Baseline thresholds significantly differed between controllers, with the Vive controller apparently presenting the “stronger” tactile stimulus (lower threshold). This might be explained by a stronger actuator in the Vive controller or differences in actuator mounting or placement. Another explanation could relate to possible mass differences between controllers. In this case, participants would need to apply greater grip forces to hold the heavier controller, leading to stronger afferent input masking the vibrotactile stimulus. Yet, recent work does not suggest stronger suppression for greater forces [3] and mass was very similar when measured (Vive: 205 g, Index: 196 g), making this explanation unlikely. It is further unknown whether all controllers of the same type produce similar physical stimuli for a given intensity value. In any case, different controller types may be more or less suitable for perceptual threshold estimation, and care should be taken to evaluate devices before comparing results across studies, which was beyond the scope of this conference paper.
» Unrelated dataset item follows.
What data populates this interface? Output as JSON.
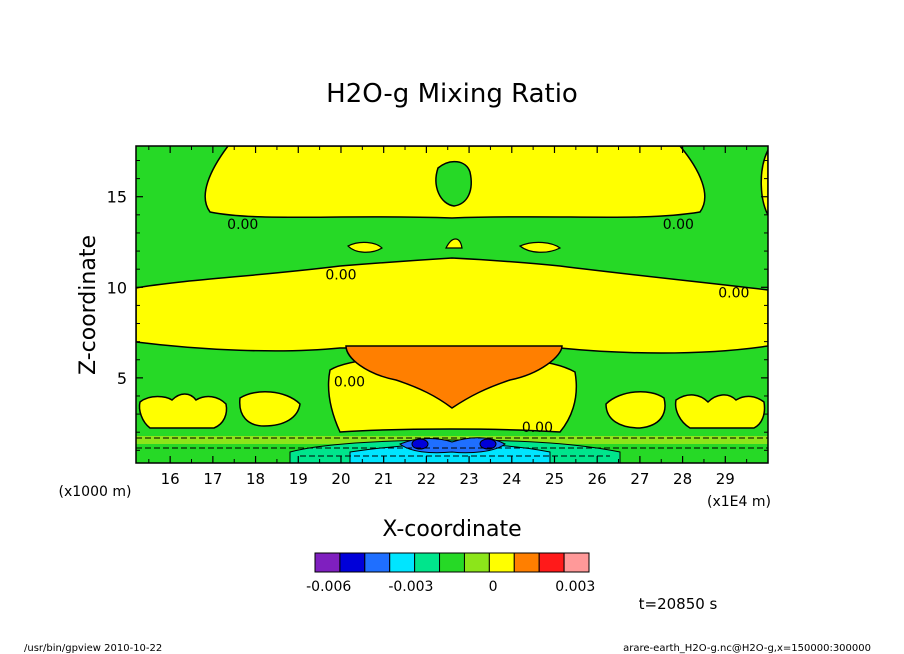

We found significant suppression during movement compared to rest in both controllers, in good agreement with previous work that found similar effects with specialized tactors [5, 6, 11, 18, 19]. The magnitude of this suppression effect was comparable for both controllers and individual threshold differences were highly correlated between devices. This suggests that we indeed measured suppression as a participant-specific variable, further supported by significant suppression effects in all tested vibration frequencies. While the fixed stimulus onset times in the baseline condition might have facilitated prediction of the stimulus and thus lower thresholds, movement-related tactile suppression is evident also with jittered baseline stimulus onset times [11]. Additionally, the larger number of trials with stimulus compared to without could have biased participants towards responding “yes” more often, but such a bias would affect all conditions equally as trial counts were identical.

The frequencies tested here predominantly activate the Pacinian corpuscles, which have a receptive range of 40–800 Hz and a peak sensitivity around 250 Hz [2, 12, 13]. Based on prior work, 250 Hz should therefore have the lowest baseline thresholds, with lower sensitivity and thus higher thresholds for 100 Hz and 400 Hz [2, 14]. In the Index controller, baseline and movement thresholds indeed generally follow this pattern. In the Vive controller, thresholds increased with frequency, with 100 Hz being the most detectable. This might be explained by hardware differences as well, e.g. higher force at 100 Hz for the Vive actuator or resonance with the controller case. Future work could investigate the force output of each controller at different frequencies. Nonetheless, the 250 Hz widely used in prior work (e.g., [11, 18, 19]) appear to work well for the tested devices.

These findings also open up questions for future work. Notably, the lowest intensity tested in this study was \(10^{-5}\), yet quite a few participants had estimated thresholds below this level (cf. Fig. 2), indicating that they perceived some or all stimuli at the lowest level(s) presented. True thresholds thus might lie even lower for some participants. Another possibility is that steps in intensity near the lower end of the tested range might produce only little difference in the physical stimulus amplitude, or that the range of stimuli produced by the controller is limited by hardware capabilities. To address these questions, we are currently examining the physical stimulus produced across a large range of intensities to determine a usable span of values. Notably, the suppression effects found here are unlikely to be affected by this as we compared within-subject baseline and movement thresholds. Taken together, our findings pave the way for future tactile psychophysics studies in VR using wireless, off-the-shelf hardware.